Religion & Liberty Online

What did Alexis de Tocqueville actually think?

Honoré Daumier (French, 1808 – 1879 ), Alex. Ch. Henri de Tocqueville, 1849, lithograph, Rosenwald Collection

Samuel Gregg, research director at the Acton Institute, recently published a review on the new translation of Alexis de Tocqueville’s Recollections: The French Revolution of 1848 and Its Aftermath in which Tocqueville, the “quintessential man of theory,” gets dirty about the politics of the French Revolution. Why would the man who wrote both Democracy in America (1835, 1840) and The Old Regime and the Revolution (1856) write an explicit reflection on his political interactions? To answer, Gregg directly quotes Tocqueville:

I want to preserve the freedom to portray without flattery both myself and my contemporaries, in total independence. I wish to lay bare the secret motives that led me and my colleagues and others to act as we did, and when I have understood those motives, to describe them.

In Recollections Tocqueville writes “uninhibited” and “brutally candid sketches” of his political contemporaries. Tocqueville has something juicy to say on everyone from his intellectual mentor, historian Francois Guizot, to the flattery-loving, slightly insane Napoleon Bonaparte. Gregg states:

… Tocqueville turns out to have held almost all his fellow politicians in low regard. On numerous occasions, he underscores the greed for power and barely hidden corruption of the members of the political establishment.

While Tocqueville’s character sketches entertain, Gregg offers the main purpose of Recollections is to “do more than simply [react] to events and personalities around him”; Recollections is an intellectual’s attempt to promote a free and ordered society. Gregg reflects:

[Tocqueville’s] Recollections also seek to show that his primary political objective was to help establish a constitutional system that guaranteed liberty and order in a country seemingly unable to combine these two political commitments in a stable manner. To realize this end, Tocqueville worked with people from a variety of political persuasions…Tocqueville doesn’t disguise the fact that this coalition-building involved making compromises which he found deeply distasteful.
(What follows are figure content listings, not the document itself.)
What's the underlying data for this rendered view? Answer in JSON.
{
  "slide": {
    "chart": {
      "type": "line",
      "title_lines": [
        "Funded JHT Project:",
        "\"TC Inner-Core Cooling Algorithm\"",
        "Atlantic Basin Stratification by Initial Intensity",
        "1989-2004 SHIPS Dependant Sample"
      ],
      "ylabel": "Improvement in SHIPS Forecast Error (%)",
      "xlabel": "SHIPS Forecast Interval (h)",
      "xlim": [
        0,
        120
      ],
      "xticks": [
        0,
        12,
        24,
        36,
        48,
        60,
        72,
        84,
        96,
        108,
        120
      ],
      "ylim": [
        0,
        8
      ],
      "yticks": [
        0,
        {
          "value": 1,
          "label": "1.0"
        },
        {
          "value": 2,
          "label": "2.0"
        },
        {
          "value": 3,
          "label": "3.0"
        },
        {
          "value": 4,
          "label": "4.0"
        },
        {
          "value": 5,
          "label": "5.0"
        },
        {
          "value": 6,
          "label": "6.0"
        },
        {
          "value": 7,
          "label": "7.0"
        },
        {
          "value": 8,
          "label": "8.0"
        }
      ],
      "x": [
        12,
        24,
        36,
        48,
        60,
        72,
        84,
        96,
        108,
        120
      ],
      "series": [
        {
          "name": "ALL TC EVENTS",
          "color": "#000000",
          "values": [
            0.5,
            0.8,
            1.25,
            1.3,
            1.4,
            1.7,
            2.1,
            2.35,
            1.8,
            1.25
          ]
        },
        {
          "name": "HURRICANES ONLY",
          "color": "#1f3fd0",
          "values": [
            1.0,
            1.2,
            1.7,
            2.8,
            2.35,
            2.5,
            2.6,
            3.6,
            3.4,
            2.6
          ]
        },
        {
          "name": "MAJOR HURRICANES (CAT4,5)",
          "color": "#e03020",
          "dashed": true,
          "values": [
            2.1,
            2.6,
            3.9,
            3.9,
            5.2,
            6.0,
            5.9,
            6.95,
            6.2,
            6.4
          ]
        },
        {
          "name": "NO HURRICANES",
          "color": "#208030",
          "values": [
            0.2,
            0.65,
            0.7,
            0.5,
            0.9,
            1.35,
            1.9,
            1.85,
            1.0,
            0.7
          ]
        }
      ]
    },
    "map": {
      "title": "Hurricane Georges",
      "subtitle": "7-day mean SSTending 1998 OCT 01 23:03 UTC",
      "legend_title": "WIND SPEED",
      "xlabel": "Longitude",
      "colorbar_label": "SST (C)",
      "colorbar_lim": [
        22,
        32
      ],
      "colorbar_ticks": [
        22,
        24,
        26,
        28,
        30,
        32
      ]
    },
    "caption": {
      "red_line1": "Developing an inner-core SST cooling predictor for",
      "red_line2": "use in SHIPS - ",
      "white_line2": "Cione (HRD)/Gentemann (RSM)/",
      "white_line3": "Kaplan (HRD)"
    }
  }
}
This is, of course, one dimension of politics that frustrates intellectuals. At different points, it clearly grated on Tocqueville, not least because he struggled to find men of principle with whom he could work to give life to his vision of a society characterized by ordered liberty.

…Tocqueville’s Recollections raise significant questions about the role of intellectuals in modern politics. It’s not that Tocqueville concluded that intellectuals were irrelevant. On the contrary, he resolved that clear thought and careful inquiry unclouded by either sentimentalism or the demands and temptations of office were, if anything, even more essential.